***Pretend with me for a moment that it is August 3,2009. Life does not stop for me to blog and so I'm behind on posts. Aaron got "lucky" as I had a bit of time on his birthday. The other recent posts were ones I've worked on here and there, but posting for Jay, Rock and Mag's bdays is just a tad late.***
Dear Jerald,
Happy Birthday! Double digits, a decade, TEN years! I can remember it like it was yesterday. Falling down the stairs on my due date and coming home from the hospital with a cast on my arm instead of a newborn in my arms. A week later, Your dad and I spending our first anniversary walking the mall in the hopes that labor would start. I remember going to bed cranky and so tired on August 2, 1999. Your dad was twice as tired and at least as cranky as I was that night. I remember saying "honey, I think my water just broke" and him saying "can't we sleep for a little bit first and go the hospital in a few hours?". Hours later, I remember having his loving support (especially after I threatened his life if he ever again went to the cafeteria to eat while I was in labor) and being so excited, nervous, joyful and terrified that we were really about to become parents. How in the world has that been ten years ago? Etched in my memory forever will be the sight of your daddy holding a baby for the first time in his life. The love and fear on his face, but mostly I remember the complete amazement as reality sunk in for him...this is our son.

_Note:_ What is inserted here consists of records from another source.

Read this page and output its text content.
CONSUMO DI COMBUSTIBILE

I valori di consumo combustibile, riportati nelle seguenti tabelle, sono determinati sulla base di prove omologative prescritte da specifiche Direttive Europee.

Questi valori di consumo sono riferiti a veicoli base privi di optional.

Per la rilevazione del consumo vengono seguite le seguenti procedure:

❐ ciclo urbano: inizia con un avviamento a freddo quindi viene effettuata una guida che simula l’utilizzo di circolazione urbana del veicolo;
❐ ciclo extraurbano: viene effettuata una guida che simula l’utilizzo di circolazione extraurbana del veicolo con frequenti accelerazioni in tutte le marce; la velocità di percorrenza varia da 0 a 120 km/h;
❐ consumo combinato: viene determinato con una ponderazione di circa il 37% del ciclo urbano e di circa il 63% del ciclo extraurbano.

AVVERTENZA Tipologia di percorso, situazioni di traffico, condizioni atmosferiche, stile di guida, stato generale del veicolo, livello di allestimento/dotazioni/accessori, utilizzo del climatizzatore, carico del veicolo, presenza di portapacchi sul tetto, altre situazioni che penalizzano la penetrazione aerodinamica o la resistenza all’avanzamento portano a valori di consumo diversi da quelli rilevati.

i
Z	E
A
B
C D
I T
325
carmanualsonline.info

Jerald, you have been nothing but a blessing to us these ten years. Through the days of frustration as we tried to master breastfeeding, the years of exhaustion as we struggled to sleep when that was the last thing on your agenda, the years of food issues as we've pushed for answers and tried to do the best we could, through all of that you have been a constant source of Joy. Slow to anger and always quick to forgive, you have been an example of peacekeeping and love to all of us. You have such a servants heart and daily I am humbled as you cheerfully do chores you'd rather not, plays games with your siblings when you'd rather read, and often seek to give me a "break" because you think I work too hard.
I love your passion for everything in life and how you enjoy the simplest of things...applesauce, a good book, birds in the yard. More than your passion, I love your desire to share it and your willingness to teach others about the things you love. You are an example of what it means to be diligent, to serve wholeheartedly and to love unconditionally.
I am forever grateful for the past ten years, grateful to be your mom and so looking forward to all that the next ten years will bring.
I love you Jerald Thomas and you will always be my little man!
Awww. Happy birthday, Jay! I'm sorry it's so late. Hope it was a great day and you have a wonderful year.